Anh-Dao Traxel, 48 ans, boat people vietnamienne «adoptée» à 22 ans par le couple Chirac. Remariée à un CRS, elle revendique tardivement cette jolie histoire.

On se promettait de ricaner. On suspectait une tentative d'humanisation toujours recommencée du couple présidentiel. On flairait un coup monté censé atténuer une fin de mandat cruelle pour le vieil homme. Ou, même, on imaginait une mise en musique sirupeuse d'une remontée au front électoral de l'éternel candidat. En réalité, cela ne ressemble à rien de prévu, rien de précis. C'est l'histoire d'Anh-Dao, boat people vietnamienne, recueillie à 22 ans par les Chirac.
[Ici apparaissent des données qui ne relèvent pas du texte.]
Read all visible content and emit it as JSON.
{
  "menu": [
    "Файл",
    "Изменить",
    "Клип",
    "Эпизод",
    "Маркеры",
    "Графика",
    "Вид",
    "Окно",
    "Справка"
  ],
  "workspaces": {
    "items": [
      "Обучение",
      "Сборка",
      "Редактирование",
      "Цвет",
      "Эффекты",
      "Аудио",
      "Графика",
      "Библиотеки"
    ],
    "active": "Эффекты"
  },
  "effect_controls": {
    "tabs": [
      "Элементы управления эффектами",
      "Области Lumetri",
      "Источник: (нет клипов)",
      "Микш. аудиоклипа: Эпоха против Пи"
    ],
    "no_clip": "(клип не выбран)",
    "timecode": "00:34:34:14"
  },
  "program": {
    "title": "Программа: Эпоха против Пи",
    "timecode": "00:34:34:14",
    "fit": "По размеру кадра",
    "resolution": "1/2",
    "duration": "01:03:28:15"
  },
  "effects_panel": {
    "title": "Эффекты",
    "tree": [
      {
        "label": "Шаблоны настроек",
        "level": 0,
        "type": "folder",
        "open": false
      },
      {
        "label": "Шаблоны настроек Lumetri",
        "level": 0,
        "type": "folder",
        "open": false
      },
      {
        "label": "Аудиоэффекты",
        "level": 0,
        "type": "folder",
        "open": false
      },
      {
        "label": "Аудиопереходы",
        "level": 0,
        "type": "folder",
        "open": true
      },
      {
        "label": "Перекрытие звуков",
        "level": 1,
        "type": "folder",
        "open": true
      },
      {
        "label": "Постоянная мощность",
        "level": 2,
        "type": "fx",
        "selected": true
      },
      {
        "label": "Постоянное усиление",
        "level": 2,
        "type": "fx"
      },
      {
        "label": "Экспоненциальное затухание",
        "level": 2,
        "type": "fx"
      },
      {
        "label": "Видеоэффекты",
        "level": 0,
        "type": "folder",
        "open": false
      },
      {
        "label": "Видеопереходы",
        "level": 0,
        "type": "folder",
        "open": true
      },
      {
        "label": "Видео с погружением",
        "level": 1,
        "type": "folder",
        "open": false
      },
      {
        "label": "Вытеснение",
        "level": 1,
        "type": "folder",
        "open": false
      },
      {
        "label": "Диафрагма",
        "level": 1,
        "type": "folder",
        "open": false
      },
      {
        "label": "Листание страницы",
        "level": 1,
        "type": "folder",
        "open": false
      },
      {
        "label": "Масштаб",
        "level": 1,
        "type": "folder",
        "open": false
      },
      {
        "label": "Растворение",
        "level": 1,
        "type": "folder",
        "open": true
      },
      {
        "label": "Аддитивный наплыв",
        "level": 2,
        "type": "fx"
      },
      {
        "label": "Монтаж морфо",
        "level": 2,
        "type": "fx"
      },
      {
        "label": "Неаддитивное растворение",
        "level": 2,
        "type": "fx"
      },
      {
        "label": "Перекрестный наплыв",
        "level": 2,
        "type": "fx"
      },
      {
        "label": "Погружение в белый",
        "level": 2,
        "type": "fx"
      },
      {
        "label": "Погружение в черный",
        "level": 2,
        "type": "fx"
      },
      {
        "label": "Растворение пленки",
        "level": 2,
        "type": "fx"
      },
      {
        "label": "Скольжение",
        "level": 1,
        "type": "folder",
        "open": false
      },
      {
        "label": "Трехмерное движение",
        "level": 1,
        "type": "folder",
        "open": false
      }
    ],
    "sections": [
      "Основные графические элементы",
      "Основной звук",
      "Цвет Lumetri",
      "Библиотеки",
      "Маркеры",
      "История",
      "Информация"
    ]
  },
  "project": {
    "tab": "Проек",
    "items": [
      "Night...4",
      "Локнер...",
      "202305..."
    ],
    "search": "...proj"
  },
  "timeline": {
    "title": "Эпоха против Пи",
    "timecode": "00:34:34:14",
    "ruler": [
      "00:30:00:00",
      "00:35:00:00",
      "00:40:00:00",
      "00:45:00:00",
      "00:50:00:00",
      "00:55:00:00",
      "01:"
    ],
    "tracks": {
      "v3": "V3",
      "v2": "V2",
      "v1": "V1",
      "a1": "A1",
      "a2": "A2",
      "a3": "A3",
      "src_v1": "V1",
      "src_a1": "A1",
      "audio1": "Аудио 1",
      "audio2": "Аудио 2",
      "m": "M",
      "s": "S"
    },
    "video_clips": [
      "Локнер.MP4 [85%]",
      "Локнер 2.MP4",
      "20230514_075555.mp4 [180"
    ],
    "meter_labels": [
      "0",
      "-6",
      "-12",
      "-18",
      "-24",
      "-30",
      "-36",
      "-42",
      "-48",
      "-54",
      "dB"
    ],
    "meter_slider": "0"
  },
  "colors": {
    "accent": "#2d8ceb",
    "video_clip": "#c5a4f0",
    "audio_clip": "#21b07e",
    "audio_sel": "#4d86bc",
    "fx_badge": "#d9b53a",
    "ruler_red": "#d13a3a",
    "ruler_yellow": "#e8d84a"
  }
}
Et c'est plutôt une jolie histoire de mimétisme et d'émancipation que Bernadette évite de commenter, comme si les Chirac préféraient la garder pour eux, comme s'ils refusaient de la voir racontée par leur protégée. Pourtant, aucun secret à la Mazarine. Anh-Dao est vaguement connue, minimalement visible, modérément exposée. Il y aurait plutôt chez les Chirac une manière à l'ancienne de séparer vie privée et vie publique, de taire leurs bonnes oeuvres en humbles paroissiens, et de réprouver les exhibitions d'enfants façon Ségolène. Ce qui n'empêche pas le Président de travailler en symbiose avec Claude, sa cadette. Ou la première dame de finir par parler de l'anorexie de Laurence, son aînée.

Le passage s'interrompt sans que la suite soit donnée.